#!/usr/bin/env python3
"""
concat_blocks.py

Concatenate per-problem JSON block files (<id>_v*.json) into JSONL.

Behavior:
- If --grouped-output is provided, write grouped JSONL:
    {"id": <int>, "versions": [ { ... }, { ... }, ... ]}
- If --flat-output is provided, write flat JSONL:
    {"id": <int>, "version": <int>, ...fields from block...}
- If both flags are provided, write both files.

Usage
-----
python concat_blocks.py \
  --json-blocks-dir outputs/json_blocks \
  --grouped-output outputs/dataset.grouped.jsonl \
  --flat-output outputs/dataset.flat.jsonl
"""

import argparse
import json
import re
from pathlib import Path
from typing import Dict, List

BLOCK_RE = re.compile(r"^(?P<id>\d+)_v(?P<v>\d+)\.json$")


def load_blocks(json_blocks_dir: Path) -> Dict[int, Dict[int, dict]]:
    """
    Load all <id>_v<k>.json files from json_blocks_dir.
    Returns: {id: {version: json_obj}}
    """
    data: Dict[int, Dict[int, dict]] = {}
    for path in json_blocks_dir.glob("*.json"):
        m = BLOCK_RE.match(path.name)
        if not m:
            continue
        pid = int(m.group("id"))
        v = int(m.group("v"))
        try:
            obj = json.loads(path.read_text(encoding="utf-8"))
        except Exception as e:
            print(f"Warning: failed to parse {path}: {e}")
            continue
        data.setdefault(pid, {})[v] = obj
    return data


def write_grouped(blocks: Dict[int, Dict[int, dict]], out_path: Path) -> None:
    out_path.parent.mkdir(parents=True, exist_ok=True)
    n = 0
    with out_path.open("w", encoding="utf-8") as f:
        for pid in sorted(blocks.keys()):
            versions: List[dict] = [blocks[pid][v] for v in sorted(blocks[pid].keys())]
            # make sure the "question" and "answer" fields are strings
            for vobj in versions:
                if "question" in vobj and not isinstance(vobj["question"], str):
                    vobj["question"] = str(vobj["question"])
                if "answer" in vobj and not isinstance(vobj["answer"], str):
                    vobj["answer"] = str(vobj["answer"])
            record = {"id": pid, "versions": versions}
            f.write(json.dumps(record, ensure_ascii=False) + "\n")
            n += 1
    print(f"[grouped] Wrote {n} problems to {out_path}")

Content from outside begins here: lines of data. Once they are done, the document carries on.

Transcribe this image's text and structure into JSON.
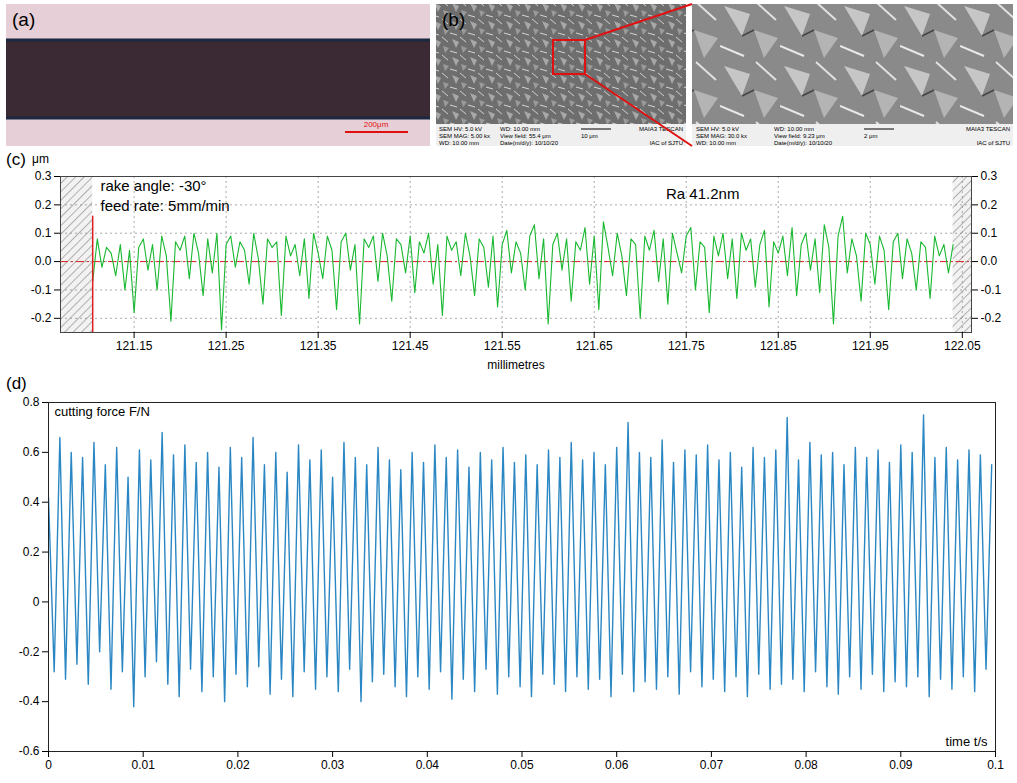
{
  "panels": {
    "a": {
      "label": "(a)",
      "scale_bar": "200μm"
    },
    "b": {
      "label": "(b)",
      "images": [
        {
          "rows": [
            [
              "SEM HV: 5.0 kV",
              "WD: 10.00 mm"
            ],
            [
              "SEM MAG: 5.00 kx",
              "View field: 55.4 μm",
              "10 μm"
            ],
            [
              "WD: 10.00 mm",
              "Date(m/d/y): 10/10/20"
            ]
          ],
          "brand": [
            "MAIA3 TESCAN",
            "IAC of SJTU"
          ]
        },
        {
          "rows": [
            [
              "SEM HV: 5.0 kV",
              "WD: 10.00 mm"
            ],
            [
              "SEM MAG: 30.0 kx",
              "View field: 9.23 μm",
              "2 μm"
            ],
            [
              "WD: 10.00 mm",
              "Date(m/d/y): 10/10/20"
            ]
          ],
          "brand": [
            "MAIA3 TESCAN",
            "IAC of SJTU"
          ]
        }
      ]
    }
  },
  "chart_data": [
    {
      "type": "line",
      "label": "(c)",
      "y_label": "μm",
      "x_label": "millimetres",
      "annotations": [
        "rake angle: -30°",
        "feed rate: 5mm/min",
        "Ra 41.2nm"
      ],
      "color": "#19b830",
      "grid": true,
      "xlim": [
        121.07,
        122.06
      ],
      "xticks": [
        121.15,
        121.25,
        121.35,
        121.45,
        121.55,
        121.65,
        121.75,
        121.85,
        121.95,
        122.05
      ],
      "ylim": [
        -0.25,
        0.3
      ],
      "yticks": [
        -0.2,
        -0.1,
        {
          "value": 0,
          "label": "0.0"
        },
        0.1,
        0.2,
        0.3
      ],
      "x": [
        121.105,
        121.11,
        121.115,
        121.12,
        121.125,
        121.13,
        121.135,
        121.14,
        121.145,
        121.15,
        121.155,
        121.16,
        121.165,
        121.17,
        121.175,
        121.18,
        121.185,
        121.19,
        121.195,
        121.2,
        121.205,
        121.21,
        121.215,
        121.22,
        121.225,
        121.23,
        121.235,
        121.24,
        121.245,
        121.25,
        121.255,
        121.26,
        121.265,
        121.27,
        121.275,
        121.28,
        121.285,
        121.29,
        121.295,
        121.3,
        121.305,
        121.31,
        121.315,
        121.32,
        121.325,
        121.33,
        121.335,
        121.34,
        121.345,
        121.35,
        121.355,
        121.36,
        121.365,
        121.37,
        121.375,
        121.38,
        121.385,
        121.39,
        121.395,
        121.4,
        121.405,
        121.41,
        121.415,
        121.42,
        121.425,
        121.43,
        121.435,
        121.44,
        121.445,
        121.45,
        121.455,
        121.46,
        121.465,
        121.47,
        121.475,
        121.48,
        121.485,
        121.49,
        121.495,
        121.5,
        121.505,
        121.51,
        121.515,
        121.52,
        121.525,
        121.53,
        121.535,
        121.54,
        121.545,
        121.55,
        121.555,
        121.56,
        121.565,
        121.57,
        121.575,
        121.58,
        121.585,
        121.59,
        121.595,
        121.6,
        121.605,
        121.61,
        121.615,
        121.62,
        121.625,
        121.63,
        121.635,
        121.64,
        121.645,
        121.65,
        121.655,
        121.66,
        121.665,
        121.67,
        121.675,
        121.68,
        121.685,
        121.69,
        121.695,
        121.7,
        121.705,
        121.71,
        121.715,
        121.72,
        121.725,
        121.73,
        121.735,
        121.74,
        121.745,
        121.75,
        121.755,
        121.76,
        121.765,
        121.77,
        121.775,
        121.78,
        121.785,
        121.79,
        121.795,
        121.8,
        121.805,
        121.81,
        121.815,
        121.82,
        121.825,
        121.83,
        121.835,
        121.84,
        121.845,
        121.85,
        121.855,
        121.86,
        121.865,
        121.87,
        121.875,
        121.88,
        121.885,
        121.89,
        121.895,
        121.9,
        121.905,
        121.91,
        121.915,
        121.92,
        121.925,
        121.93,
        121.935,
        121.94,
        121.945,
        121.95,
        121.955,
        121.96,
        121.965,
        121.97,
        121.975,
        121.98,
        121.985,
        121.99,
        121.995,
        122,
        122.005,
        122.01,
        122.015,
        122.02,
        122.025,
        122.03,
        122.035,
        122.04
      ],
      "values": [
        -0.07,
        0.08,
        -0.02,
        0.05,
        0.03,
        -0.05,
        0.06,
        -0.1,
        0.04,
        -0.18,
        0.05,
        0.08,
        -0.03,
        0.06,
        -0.1,
        0.09,
        0.02,
        -0.21,
        0.07,
        0.04,
        0.09,
        -0.06,
        0.1,
        0.03,
        -0.12,
        0.08,
        -0.04,
        0.1,
        -0.24,
        0.06,
        0.09,
        -0.02,
        0.07,
        0.04,
        -0.08,
        0.1,
        0.01,
        -0.15,
        0.08,
        0.05,
        0.07,
        -0.19,
        0.09,
        0.02,
        0.06,
        -0.05,
        0.08,
        -0.13,
        0.1,
        0.03,
        -0.06,
        0.09,
        0.04,
        -0.17,
        0.07,
        0.1,
        -0.03,
        0.06,
        -0.22,
        0.08,
        0.05,
        0.09,
        -0.07,
        0.1,
        0.02,
        -0.14,
        0.08,
        0.06,
        -0.04,
        0.09,
        -0.11,
        0.07,
        0.03,
        0.1,
        -0.08,
        0.06,
        -0.19,
        0.09,
        0.04,
        0.07,
        -0.05,
        0.1,
        0.02,
        -0.12,
        0.08,
        0.05,
        -0.09,
        0.09,
        -0.16,
        0.06,
        0.11,
        -0.04,
        0.07,
        0.03,
        -0.1,
        0.09,
        0.13,
        -0.06,
        0.08,
        -0.22,
        0.06,
        0.1,
        -0.03,
        0.08,
        -0.14,
        0.07,
        0.04,
        0.12,
        -0.08,
        0.09,
        -0.17,
        0.14,
        0.05,
        -0.05,
        0.1,
        0.02,
        -0.12,
        0.08,
        0.06,
        -0.2,
        0.09,
        0.04,
        0.11,
        -0.07,
        0.08,
        -0.15,
        0.1,
        0.03,
        -0.04,
        0.09,
        0.12,
        -0.1,
        0.07,
        0.05,
        -0.18,
        0.09,
        0.02,
        0.1,
        -0.06,
        0.08,
        -0.13,
        0.1,
        0.04,
        0.08,
        -0.09,
        0.06,
        0.11,
        -0.16,
        0.07,
        0.03,
        0.09,
        -0.05,
        0.12,
        -0.12,
        0.06,
        0.1,
        -0.03,
        0.08,
        -0.11,
        0.13,
        0.05,
        -0.22,
        0.09,
        0.16,
        -0.04,
        0.08,
        0.02,
        -0.14,
        0.1,
        0.06,
        -0.08,
        0.09,
        0.04,
        -0.17,
        0.07,
        0.1,
        -0.06,
        0.08,
        0.03,
        -0.1,
        0.07,
        0.05,
        -0.13,
        0.09,
        0.02,
        0.06,
        -0.04,
        0.06
      ]
    },
    {
      "type": "line",
      "label": "(d)",
      "annotations": [
        "cutting force F/N",
        "time t/s"
      ],
      "color": "#2b87c3",
      "grid": false,
      "xlim": [
        0,
        0.1
      ],
      "xticks": [
        0,
        0.01,
        0.02,
        0.03,
        0.04,
        0.05,
        0.06,
        0.07,
        0.08,
        0.09,
        0.1
      ],
      "ylim": [
        -0.6,
        0.8
      ],
      "yticks": [
        -0.6,
        -0.4,
        -0.2,
        0,
        0.2,
        0.4,
        0.6,
        0.8
      ],
      "x": [
        0,
        0.0006,
        0.0012,
        0.0018,
        0.0024,
        0.003,
        0.0036,
        0.0042,
        0.0048,
        0.0054,
        0.006,
        0.0066,
        0.0072,
        0.0078,
        0.0084,
        0.009,
        0.0096,
        0.0102,
        0.0108,
        0.0114,
        0.012,
        0.0126,
        0.0132,
        0.0138,
        0.0144,
        0.015,
        0.0156,
        0.0162,
        0.0168,
        0.0174,
        0.018,
        0.0186,
        0.0192,
        0.0198,
        0.0204,
        0.021,
        0.0216,
        0.0222,
        0.0228,
        0.0234,
        0.024,
        0.0246,
        0.0252,
        0.0258,
        0.0264,
        0.027,
        0.0276,
        0.0282,
        0.0288,
        0.0294,
        0.03,
        0.0306,
        0.0312,
        0.0318,
        0.0324,
        0.033,
        0.0336,
        0.0342,
        0.0348,
        0.0354,
        0.036,
        0.0366,
        0.0372,
        0.0378,
        0.0384,
        0.039,
        0.0396,
        0.0402,
        0.0408,
        0.0414,
        0.042,
        0.0426,
        0.0432,
        0.0438,
        0.0444,
        0.045,
        0.0456,
        0.0462,
        0.0468,
        0.0474,
        0.048,
        0.0486,
        0.0492,
        0.0498,
        0.0504,
        0.051,
        0.0516,
        0.0522,
        0.0528,
        0.0534,
        0.054,
        0.0546,
        0.0552,
        0.0558,
        0.0564,
        0.057,
        0.0576,
        0.0582,
        0.0588,
        0.0594,
        0.06,
        0.0606,
        0.0612,
        0.0618,
        0.0624,
        0.063,
        0.0636,
        0.0642,
        0.0648,
        0.0654,
        0.066,
        0.0666,
        0.0672,
        0.0678,
        0.0684,
        0.069,
        0.0696,
        0.0702,
        0.0708,
        0.0714,
        0.072,
        0.0726,
        0.0732,
        0.0738,
        0.0744,
        0.075,
        0.0756,
        0.0762,
        0.0768,
        0.0774,
        0.078,
        0.0786,
        0.0792,
        0.0798,
        0.0804,
        0.081,
        0.0816,
        0.0822,
        0.0828,
        0.0834,
        0.084,
        0.0846,
        0.0852,
        0.0858,
        0.0864,
        0.087,
        0.0876,
        0.0882,
        0.0888,
        0.0894,
        0.09,
        0.0906,
        0.0912,
        0.0918,
        0.0924,
        0.093,
        0.0936,
        0.0942,
        0.0948,
        0.0954,
        0.096,
        0.0966,
        0.0972,
        0.0978,
        0.0984,
        0.099,
        0.0996
      ],
      "values": [
        0.42,
        -0.28,
        0.66,
        -0.31,
        0.6,
        -0.25,
        0.58,
        -0.33,
        0.64,
        -0.2,
        0.55,
        -0.35,
        0.62,
        -0.28,
        0.5,
        -0.42,
        0.61,
        -0.3,
        0.57,
        -0.24,
        0.68,
        -0.33,
        0.59,
        -0.38,
        0.63,
        -0.27,
        0.56,
        -0.36,
        0.6,
        -0.3,
        0.54,
        -0.4,
        0.62,
        -0.29,
        0.58,
        -0.34,
        0.66,
        -0.26,
        0.55,
        -0.37,
        0.6,
        -0.31,
        0.52,
        -0.38,
        0.63,
        -0.28,
        0.57,
        -0.35,
        0.61,
        -0.3,
        0.5,
        -0.36,
        0.64,
        -0.27,
        0.58,
        -0.4,
        0.55,
        -0.32,
        0.62,
        -0.29,
        0.57,
        -0.34,
        0.53,
        -0.38,
        0.6,
        -0.3,
        0.56,
        -0.35,
        0.63,
        -0.28,
        0.58,
        -0.39,
        0.61,
        -0.31,
        0.54,
        -0.36,
        0.6,
        -0.27,
        0.57,
        -0.37,
        0.62,
        -0.3,
        0.56,
        -0.34,
        0.59,
        -0.38,
        0.55,
        -0.29,
        0.61,
        -0.33,
        0.58,
        -0.36,
        0.64,
        -0.3,
        0.57,
        -0.35,
        0.6,
        -0.31,
        0.55,
        -0.38,
        0.62,
        -0.29,
        0.72,
        -0.36,
        0.6,
        -0.32,
        0.58,
        -0.35,
        0.65,
        -0.3,
        0.56,
        -0.37,
        0.61,
        -0.28,
        0.59,
        -0.34,
        0.63,
        -0.31,
        0.57,
        -0.36,
        0.6,
        -0.3,
        0.54,
        -0.38,
        0.62,
        -0.29,
        0.58,
        -0.35,
        0.61,
        -0.33,
        0.74,
        -0.31,
        0.57,
        -0.36,
        0.64,
        -0.28,
        0.59,
        -0.34,
        0.6,
        -0.37,
        0.55,
        -0.3,
        0.62,
        -0.35,
        0.58,
        -0.29,
        0.61,
        -0.36,
        0.56,
        -0.32,
        0.63,
        -0.34,
        0.6,
        -0.3,
        0.75,
        -0.38,
        0.58,
        -0.31,
        0.62,
        -0.35,
        0.57,
        -0.3,
        0.61,
        -0.36,
        0.59,
        -0.27,
        0.55
      ]
    }
  ]
}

def write_flat(blocks: Dict[int, Dict[int, dict]], out_path: Path) -> None:
    out_path.parent.mkdir(parents=True, exist_ok=True)
    n = 0
    with out_path.open("w", encoding="utf-8") as f:
        for pid in sorted(blocks.keys()):
            for v in sorted(blocks[pid].keys()):
                obj = blocks[pid][v]
                rec = {"id": pid, "version": v}
                rec.update(obj)  # block fields override id/version if collision
                # make sure the "question" and "answer" fields are strings
                if "question" in rec and not isinstance(rec["question"], str):
                    rec["question"] = str(rec["question"])
                if "answer" in rec and not isinstance(rec["answer"], str):
                    rec["answer"] = str(rec["answer"])
                f.write(json.dumps(rec, ensure_ascii=False) + "\n")
                n += 1
    print(f"[flat] Wrote {n} versions to {out_path}")


def main():
    p = argparse.ArgumentParser(description="Concatenate JSON blocks into grouped and/or flat JSONL.")
    p.add_argument("--json-blocks-dir", type=str, required=True, help="Directory with <id>_v*.json files")
    p.add_argument("--grouped-output", type=str, default=None, help="Path to grouped JSONL (one line per id)")
    p.add_argument("--flat-output", type=str, default=None, help="Path to flat JSONL (one line per version)")
    args = p.parse_args()

    blocks_dir = Path(args.json_blocks_dir)
    if not blocks_dir.exists():
        print(f"Error: blocks dir not found: {blocks_dir}")
        return

    blocks = load_blocks(blocks_dir)
    if not blocks:
        print(f"No matching JSON blocks found in {blocks_dir}")
        return

    if args.grouped_output:
        write_grouped(blocks, Path(args.grouped_output))
    if args.flat_output:
        write_flat(blocks, Path(args.flat_output))

    if not args.grouped_output and not args.flat_output:
        print("No output written: please specify --grouped-output, --flat-output, or both.")


if __name__ == "__main__":
    main()